Kate Lund, a Seattle psychologist, emphasizes seven principles to boost resilient children. She’s written the book, “Bounce: Help Your Child Build Resilience and Thrive in School, Sports and Life.”

Her principles include: Tolerating frustration and managing emotions, navigating friendships and social pressures, sustaining focus and attention, developing courage, building motivation, finding confidence and creating optimism.

While facing social pressures, youth need to understand individual differences, Lund said.

“Kids really need to know how to be a friend, and how to stand up for themselves when friendships go off track,” she said. “Help them build a strong foundation in the social-emotional skills; self-awareness for example, and the ability to accept and understand individual differences.”

That view also helps if bullying occurs, she said.

“It can help those kids who are bullying to understand and appreciate not everyone is like them, and that it’s really important to be tolerant. It helps those who are being bullied to get in touch with their strengths and use those strengths as an advantage to move away from those bullying them.”

If children struggle with test-taking, adults can remind youth to think about how they’ve prepared and studied as well as they can, and remind them to try deep-breathing and clearing of the mind to relax, according to Lund.

Children can learn to identify their strengths, whether in music or swimming.

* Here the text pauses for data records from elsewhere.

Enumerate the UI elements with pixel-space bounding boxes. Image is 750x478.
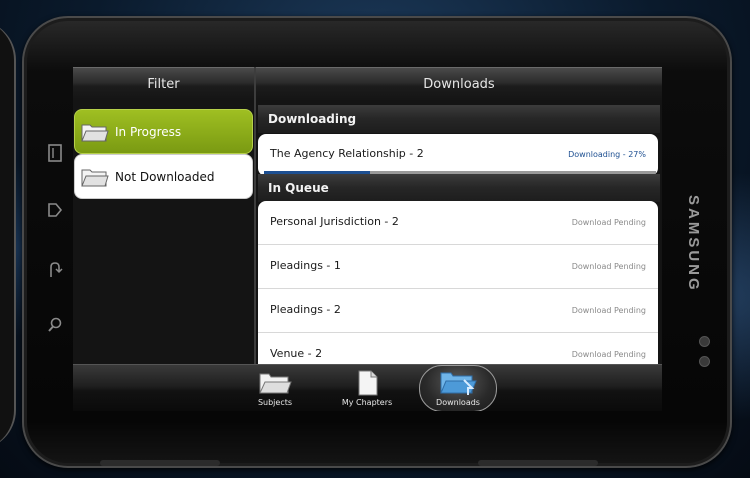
tablet-bottom-notch-left bbox=[100, 460, 220, 466]
queue-item-status: Download Pending bbox=[571, 218, 646, 227]
document-icon bbox=[358, 370, 378, 396]
tab-subjects[interactable]: Subjects bbox=[235, 368, 315, 410]
queue-item-status: Download Pending bbox=[571, 350, 646, 359]
menu-key-icon[interactable] bbox=[44, 144, 66, 166]
camera-dot bbox=[699, 356, 710, 367]
tablet-bottom-notch-right bbox=[478, 460, 598, 466]
queue-item-title: Pleadings - 2 bbox=[270, 303, 341, 316]
queue-row[interactable]: Pleadings - 1 Download Pending bbox=[258, 245, 658, 289]
folder-icon bbox=[259, 373, 292, 394]
downloads-header: Downloads bbox=[256, 67, 662, 101]
queue-row[interactable]: Personal Jurisdiction - 2 Download Pendi… bbox=[258, 201, 658, 245]
queue-item-status: Download Pending bbox=[571, 262, 646, 271]
downloading-card: The Agency Relationship - 2 Downloading … bbox=[258, 134, 658, 176]
filter-pane: In Progress Not Downloaded bbox=[73, 100, 254, 364]
tab-downloads[interactable]: Downloads bbox=[419, 365, 497, 411]
queue-card: Personal Jurisdiction - 2 Download Pendi… bbox=[258, 201, 658, 364]
download-title: The Agency Relationship - 2 bbox=[270, 147, 424, 160]
filter-item-label: Not Downloaded bbox=[115, 169, 215, 184]
tab-my-chapters[interactable]: My Chapters bbox=[327, 368, 407, 410]
tab-label: Subjects bbox=[257, 398, 293, 407]
queue-row[interactable]: Pleadings - 2 Download Pending bbox=[258, 289, 658, 333]
queue-item-title: Venue - 2 bbox=[270, 347, 323, 360]
tab-label: Downloads bbox=[436, 398, 480, 407]
filter-item-in-progress[interactable]: In Progress bbox=[74, 109, 253, 154]
filter-item-not-downloaded[interactable]: Not Downloaded bbox=[74, 154, 253, 199]
adjacent-device-edge bbox=[0, 20, 16, 450]
queue-row[interactable]: Venue - 2 Download Pending bbox=[258, 333, 658, 364]
brand-logo: SAMSUNG bbox=[685, 195, 702, 293]
folder-icon bbox=[81, 124, 109, 141]
home-key-icon[interactable] bbox=[44, 201, 66, 223]
tab-bar: Subjects My Chapters Downloads bbox=[73, 364, 662, 411]
filter-header: Filter bbox=[73, 67, 254, 101]
queue-item-status: Download Pending bbox=[571, 306, 646, 315]
queue-section-title: In Queue bbox=[258, 174, 660, 202]
queue-item-title: Personal Jurisdiction - 2 bbox=[270, 215, 399, 228]
download-status: Downloading - 27% bbox=[568, 150, 646, 159]
tab-label: My Chapters bbox=[341, 398, 393, 407]
download-folder-icon bbox=[440, 372, 477, 395]
download-row-active[interactable]: The Agency Relationship - 2 Downloading … bbox=[258, 134, 658, 176]
filter-item-label: In Progress bbox=[115, 124, 182, 139]
sensor-dot bbox=[699, 336, 710, 347]
folder-icon bbox=[81, 169, 109, 186]
search-key-icon[interactable] bbox=[44, 317, 66, 339]
back-key-icon[interactable] bbox=[44, 261, 66, 283]
app-screen: Filter Downloads In Progress Not Downloa… bbox=[73, 67, 662, 411]
queue-item-title: Pleadings - 1 bbox=[270, 259, 341, 272]
downloading-section-title: Downloading bbox=[258, 105, 660, 133]
downloads-pane: Downloading The Agency Relationship - 2 … bbox=[256, 100, 662, 364]
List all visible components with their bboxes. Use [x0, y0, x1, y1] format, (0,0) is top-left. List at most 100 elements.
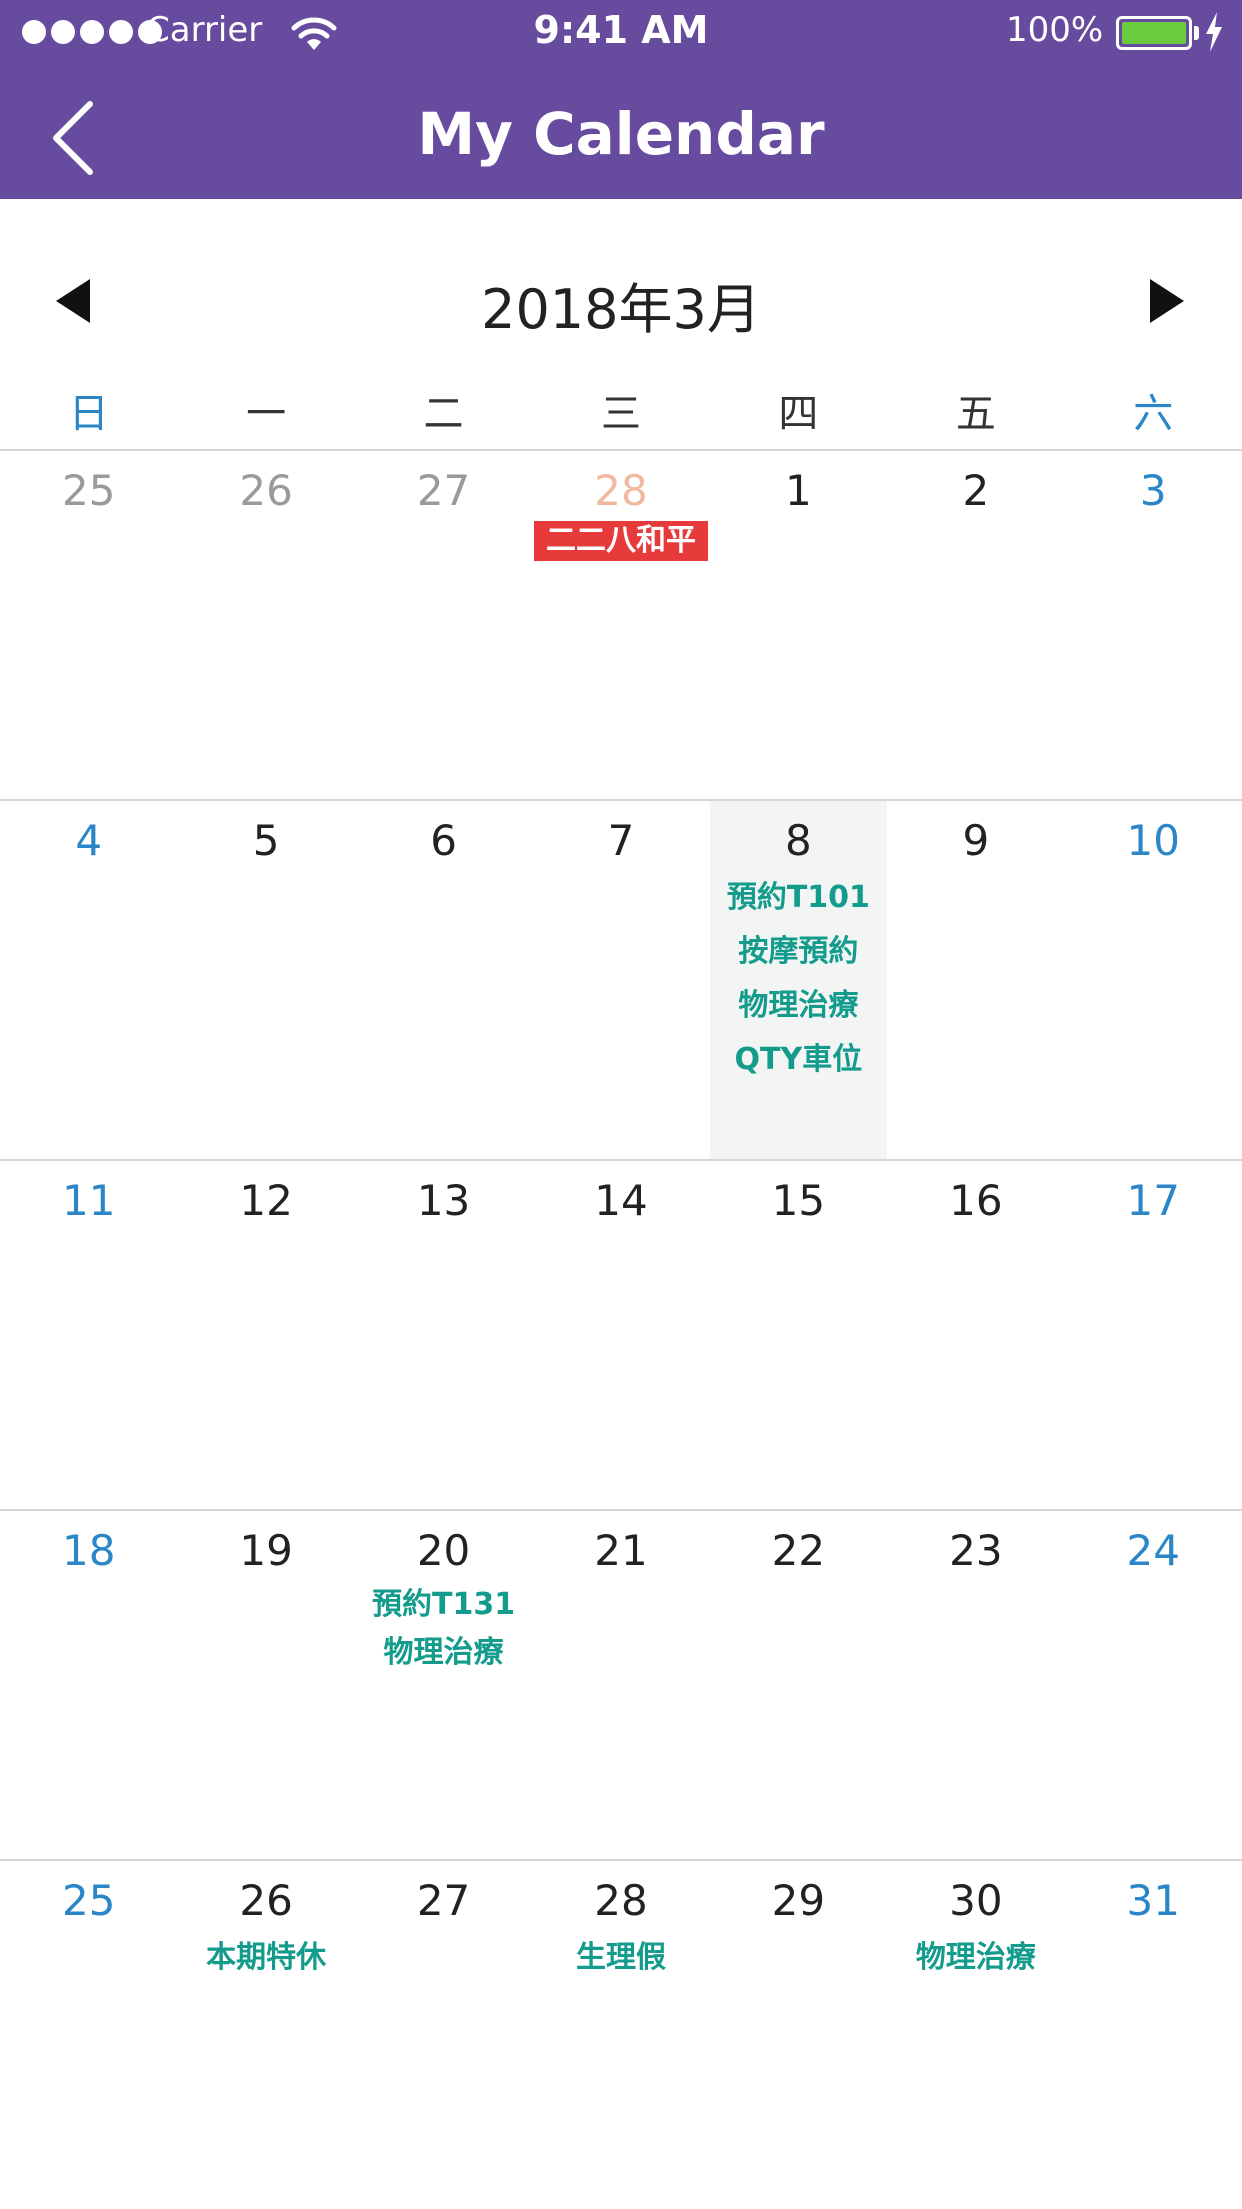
- day-number: 19: [239, 1526, 293, 1575]
- calendar-day[interactable]: 13: [355, 1161, 532, 1509]
- day-number: 29: [771, 1876, 826, 1925]
- day-number: 13: [416, 1176, 471, 1225]
- calendar-day[interactable]: 3: [1065, 451, 1242, 799]
- weekday-sun: 日: [68, 391, 109, 437]
- event-label[interactable]: 物理治療: [916, 1931, 1036, 1985]
- event-label[interactable]: QTY車位: [735, 1033, 863, 1087]
- day-number: 5: [252, 816, 280, 865]
- calendar-day[interactable]: 26 本期特休: [177, 1861, 354, 2209]
- day-events: 二二八和平: [532, 521, 709, 561]
- calendar-day[interactable]: 12: [177, 1161, 354, 1509]
- calendar-day[interactable]: 7: [532, 801, 709, 1159]
- calendar-day[interactable]: 26: [177, 451, 354, 799]
- calendar-day[interactable]: 4: [0, 801, 177, 1159]
- month-navigator: 2018年3月: [0, 199, 1242, 399]
- event-label[interactable]: 生理假: [576, 1931, 666, 1985]
- day-number: 31: [1126, 1876, 1180, 1925]
- day-number: 9: [962, 816, 990, 865]
- calendar-day[interactable]: 22: [710, 1511, 887, 1859]
- event-label[interactable]: 預約T131: [372, 1581, 515, 1629]
- calendar-day[interactable]: 15: [710, 1161, 887, 1509]
- calendar-day[interactable]: 27: [355, 451, 532, 799]
- day-number: 26: [239, 1876, 293, 1925]
- calendar-day[interactable]: 28 二二八和平: [532, 451, 709, 799]
- day-number: 12: [239, 1176, 293, 1225]
- charging-bolt-icon: [1206, 12, 1222, 52]
- day-number: 21: [594, 1526, 648, 1575]
- day-number: 22: [771, 1526, 826, 1575]
- calendar-week-row: 11 12 13 14 15 16 17: [0, 1159, 1242, 1509]
- day-number: 30: [949, 1876, 1003, 1925]
- day-number: 14: [594, 1176, 648, 1225]
- day-number: 20: [416, 1526, 471, 1575]
- calendar-day[interactable]: 30 物理治療: [887, 1861, 1064, 2209]
- calendar-day[interactable]: 21: [532, 1511, 709, 1859]
- calendar-day[interactable]: 6: [355, 801, 532, 1159]
- weekday-header: 日 一 二 三 四 五 六: [0, 389, 1242, 449]
- battery-icon: [1116, 16, 1192, 50]
- day-number: 10: [1126, 816, 1180, 865]
- day-number: 8: [785, 816, 812, 865]
- day-number: 16: [949, 1176, 1003, 1225]
- weekday-wed: 三: [600, 391, 641, 437]
- calendar-day-selected[interactable]: 8 預約T101 按摩預約 物理治療 QTY車位: [709, 801, 888, 1159]
- calendar-day[interactable]: 5: [177, 801, 354, 1159]
- calendar-week-row: 4 5 6 7 8 預約T101 按摩預約 物理治療 QTY車位 9 10: [0, 799, 1242, 1159]
- calendar-day[interactable]: 17: [1065, 1161, 1242, 1509]
- day-number: 6: [430, 816, 457, 865]
- weekday-sat: 六: [1133, 391, 1174, 437]
- calendar-day[interactable]: 2: [887, 451, 1064, 799]
- calendar-day[interactable]: 14: [532, 1161, 709, 1509]
- calendar-day[interactable]: 9: [887, 801, 1064, 1159]
- calendar-day[interactable]: 25: [0, 1861, 177, 2209]
- day-events: 預約T131 物理治療: [355, 1581, 532, 1677]
- day-number: 25: [61, 466, 116, 515]
- event-label[interactable]: 按摩預約: [738, 925, 858, 979]
- calendar-day[interactable]: 24: [1065, 1511, 1242, 1859]
- calendar-day[interactable]: 19: [177, 1511, 354, 1859]
- weekday-mon: 一: [246, 391, 287, 437]
- event-label[interactable]: 本期特休: [206, 1931, 326, 1985]
- day-number: 23: [949, 1526, 1003, 1575]
- event-label[interactable]: 預約T101: [727, 871, 870, 925]
- calendar-week-row: 18 19 20 預約T131 物理治療 21 22 23 24: [0, 1509, 1242, 1859]
- calendar-day[interactable]: 25: [0, 451, 177, 799]
- calendar-week-row: 25 26 本期特休 27 28 生理假 29 30 物理治療 31: [0, 1859, 1242, 2209]
- calendar-day[interactable]: 28 生理假: [532, 1861, 709, 2209]
- event-label[interactable]: 物理治療: [738, 979, 858, 1033]
- page-title: My Calendar: [417, 100, 825, 168]
- month-label: 2018年3月: [481, 278, 761, 341]
- calendar-day[interactable]: 18: [0, 1511, 177, 1859]
- event-label[interactable]: 物理治療: [384, 1629, 504, 1677]
- calendar-day[interactable]: 23: [887, 1511, 1064, 1859]
- calendar-day[interactable]: 1: [710, 451, 887, 799]
- calendar-day[interactable]: 11: [0, 1161, 177, 1509]
- day-number: 27: [416, 466, 471, 515]
- battery-tip: [1194, 26, 1199, 40]
- day-events: 預約T101 按摩預約 物理治療 QTY車位: [710, 871, 887, 1087]
- calendar-day[interactable]: 27: [355, 1861, 532, 2209]
- calendar-grid: 25 26 27 28 二二八和平 1 2 3 4 5 6 7 8 預約T101 按摩預約 物理治療 QTY車位…: [0, 449, 1242, 2209]
- weekday-thu: 四: [778, 391, 819, 437]
- calendar-week-row: 25 26 27 28 二二八和平 1 2 3: [0, 449, 1242, 799]
- calendar-day[interactable]: 29: [710, 1861, 887, 2209]
- status-bar: Carrier 9:41 AM 100%: [0, 0, 1242, 66]
- calendar-day[interactable]: 10: [1065, 801, 1242, 1159]
- app-header: Carrier 9:41 AM 100% My Calendar: [0, 0, 1242, 199]
- weekday-tue: 二: [423, 391, 464, 437]
- calendar-day[interactable]: 20 預約T131 物理治療: [355, 1511, 532, 1859]
- next-month-icon[interactable]: [1142, 273, 1190, 329]
- holiday-badge: 二二八和平: [533, 521, 708, 561]
- day-number: 18: [61, 1526, 116, 1575]
- day-number: 2: [962, 466, 990, 515]
- calendar-day[interactable]: 16: [887, 1161, 1064, 1509]
- weekday-fri: 五: [955, 391, 996, 437]
- day-number: 15: [771, 1176, 826, 1225]
- day-number: 3: [1139, 466, 1167, 515]
- day-number: 11: [61, 1176, 116, 1225]
- day-number: 26: [239, 466, 293, 515]
- calendar-day[interactable]: 31: [1065, 1861, 1242, 2209]
- day-number: 1: [785, 466, 812, 515]
- day-events: 本期特休: [177, 1931, 354, 1985]
- day-number: 28: [594, 466, 648, 515]
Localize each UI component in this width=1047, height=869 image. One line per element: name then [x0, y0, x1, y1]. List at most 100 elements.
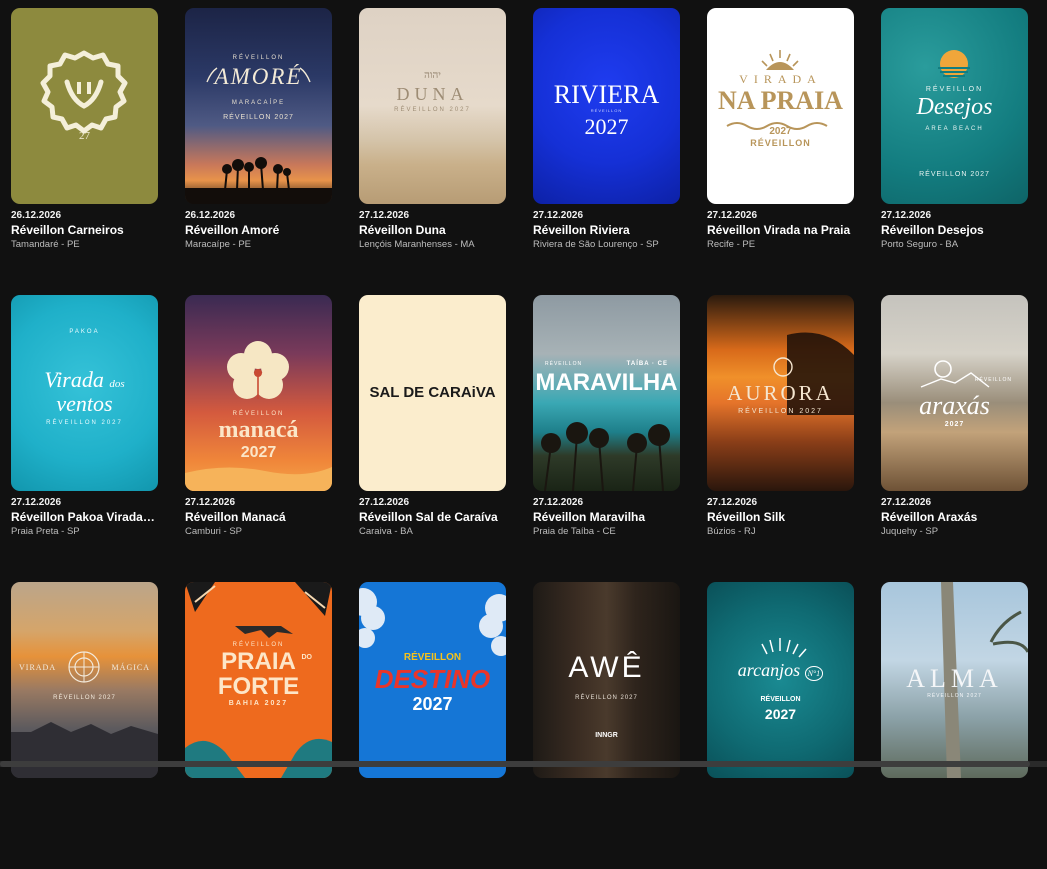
event-card[interactable]: ALMA RÉVEILLON 2027: [881, 582, 1028, 869]
event-card[interactable]: AWÊ RÉVEILLON 2027 INNGR: [533, 582, 680, 869]
poster-year: RÉVEILLON 2027: [927, 693, 982, 699]
palm-trees-icon: [541, 422, 670, 491]
event-poster[interactable]: RIVIERA RÉVEILLON 2027: [533, 8, 680, 204]
event-poster[interactable]: ALMA RÉVEILLON 2027: [881, 582, 1028, 778]
poster-top-text: RÉVEILLON: [760, 696, 801, 703]
event-card[interactable]: AURORA RÉVEILLON 2027 27.12.2026 Réveill…: [707, 295, 854, 582]
poster-wordmark: SAL DE CARAiVA: [369, 384, 496, 401]
event-card[interactable]: VIRADA MÁGICA RÉVEILLON 2027: [11, 582, 158, 869]
poster-top-text: RÉVEILLON: [974, 377, 1012, 383]
event-title[interactable]: Réveillon Amoré: [185, 222, 332, 238]
poster-brand: PAKOA: [69, 329, 100, 335]
event-location: Búzios - RJ: [707, 526, 756, 537]
event-title[interactable]: Réveillon Pakoa Virada dos Ventos: [11, 509, 158, 525]
poster-bottom-text: RÉVEILLON: [750, 138, 811, 148]
poster-year: 2027: [944, 421, 965, 428]
event-title[interactable]: Réveillon Manacá: [185, 509, 332, 525]
event-card[interactable]: RÉVEILLON Desejos AREA BEACH RÉVEILLON 2…: [881, 8, 1028, 295]
poster-top-text: VIRADA: [739, 72, 822, 86]
event-card[interactable]: 27 26.12.2026 Réveillon Carneiros Tamand…: [11, 8, 158, 295]
poster-wordmark: manacá: [218, 417, 299, 443]
event-location: Juquehy - SP: [881, 526, 939, 537]
event-date: 27.12.2026: [359, 210, 410, 221]
horizontal-scrollbar[interactable]: [0, 761, 1047, 767]
event-poster[interactable]: PAKOA Virada dos ventos RÉVEILLON 2027: [11, 295, 158, 491]
event-card[interactable]: RÉVEILLON AMORÉ MARACAÍPE RÉVEILLON 2027…: [185, 8, 332, 295]
event-location: Lençóis Maranhenses - MA: [359, 239, 475, 250]
sheep-logo-icon: [40, 50, 128, 134]
poster-year: 2027: [769, 126, 792, 137]
event-poster[interactable]: RÉVEILLON DESTINO 2027: [359, 582, 506, 778]
poster-mark: יהוה: [424, 70, 441, 81]
event-card[interactable]: RÉVEILLON DESTINO 2027: [359, 582, 506, 869]
event-title[interactable]: Réveillon Carneiros: [11, 222, 158, 238]
event-poster[interactable]: יהוה DUNA RÉVEILLON 2027: [359, 8, 506, 204]
poster-brand: INNGR: [595, 732, 618, 739]
poster-wordmark: arcanjos: [737, 660, 801, 680]
poster-word1: PRAIA: [221, 648, 296, 675]
poster-year: RÉVEILLON 2027: [575, 695, 638, 701]
poster-year: 2027: [584, 114, 629, 139]
event-poster[interactable]: RÉVEILLON TAÍBA · CE MARAVILHA: [533, 295, 680, 491]
event-date: 27.12.2026: [185, 497, 236, 508]
event-date: 26.12.2026: [11, 210, 62, 221]
event-location: Riviera de São Lourenço - SP: [533, 239, 659, 250]
poster-place: AREA BEACH: [925, 126, 984, 132]
event-location: Maracaípe - PE: [185, 239, 251, 250]
event-poster[interactable]: RÉVEILLON AMORÉ MARACAÍPE RÉVEILLON 2027: [185, 8, 332, 204]
event-title[interactable]: Réveillon Virada na Praia: [707, 222, 854, 238]
event-title[interactable]: Réveillon Duna: [359, 222, 506, 238]
event-poster[interactable]: VIRADA NA PRAIA 2027 RÉVEILLON: [707, 8, 854, 204]
event-card[interactable]: VIRADA NA PRAIA 2027 RÉVEILLON 27.12.202…: [707, 8, 854, 295]
event-card[interactable]: SAL DE CARAiVA 27.12.2026 Réveillon Sal …: [359, 295, 506, 582]
event-poster[interactable]: VIRADA MÁGICA RÉVEILLON 2027: [11, 582, 158, 778]
event-card[interactable]: arcanjos N°1 RÉVEILLON 2027: [707, 582, 854, 869]
poster-word1: Virada: [44, 367, 104, 392]
poster-number: N°1: [804, 666, 824, 681]
poster-word3: ventos: [56, 391, 113, 416]
event-title[interactable]: Réveillon Sal de Caraíva: [359, 509, 506, 525]
event-poster[interactable]: 27: [11, 8, 158, 204]
event-title[interactable]: Réveillon Desejos: [881, 222, 1028, 238]
poster-wordmark: Desejos: [916, 94, 993, 120]
poster-year: 2027: [412, 694, 453, 714]
event-poster[interactable]: RÉVEILLON manacá 2027: [185, 295, 332, 491]
event-title[interactable]: Réveillon Silk: [707, 509, 854, 525]
event-poster[interactable]: RÉVEILLON Desejos AREA BEACH RÉVEILLON 2…: [881, 8, 1028, 204]
event-poster[interactable]: arcanjos N°1 RÉVEILLON 2027: [707, 582, 854, 778]
scrollbar-thumb[interactable]: [0, 761, 1030, 767]
poster-wordmark: araxás: [919, 391, 990, 420]
event-poster[interactable]: AURORA RÉVEILLON 2027: [707, 295, 854, 491]
poster-year: RÉVEILLON 2027: [738, 408, 823, 415]
event-card[interactable]: יהוה DUNA RÉVEILLON 2027 27.12.2026 Réve…: [359, 8, 506, 295]
poster-wordmark: DUNA: [396, 84, 469, 104]
poster-wordmark: NA PRAIA: [718, 86, 843, 115]
event-location: Camburi - SP: [185, 526, 243, 537]
event-title[interactable]: Réveillon Riviera: [533, 222, 680, 238]
event-date: 26.12.2026: [185, 210, 236, 221]
event-title[interactable]: Réveillon Araxás: [881, 509, 1028, 525]
event-poster[interactable]: SAL DE CARAiVA: [359, 295, 506, 491]
event-card[interactable]: RÉVEILLON PRAIA DO FORTE BAHIA 2027: [185, 582, 332, 869]
palm-trees-icon: [185, 67, 332, 204]
event-card[interactable]: RÉVEILLON manacá 2027 27.12.2026 Réveill…: [185, 295, 332, 582]
event-card[interactable]: PAKOA Virada dos ventos RÉVEILLON 2027 2…: [11, 295, 158, 582]
poster-year: RÉVEILLON 2027: [46, 420, 123, 426]
event-poster[interactable]: RÉVEILLON araxás 2027: [881, 295, 1028, 491]
poster-year: 2027: [240, 444, 277, 461]
event-poster[interactable]: AWÊ RÉVEILLON 2027 INNGR: [533, 582, 680, 778]
poster-year: RÉVEILLON 2027: [919, 171, 990, 178]
event-card[interactable]: RÉVEILLON araxás 2027 27.12.2026 Réveill…: [881, 295, 1028, 582]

She said adults can help children understand that building any skill requires hard work and persistence. As that pays off, it helps build a child’s self-confidence.

Helping a child break down goals is a good idea as well, Lund said.

“By creating smaller, more attainable goals, it’s an important part of resilience because kids aren’t always going to succeed the first time,” Lund said. “Learning to try something from a slightly different angle takes focus and attention. It needs to be done in a supportive environment.”

As children face challenges or difficulties, adults can suggest a focus on what is going well.

“What is going well in the classroom, with friends, or on the ball field?” she said. “Through conversations, cultivate a sense of gratitude. Challenge is inevitable. Look for opportunities to help children gain more resilience.”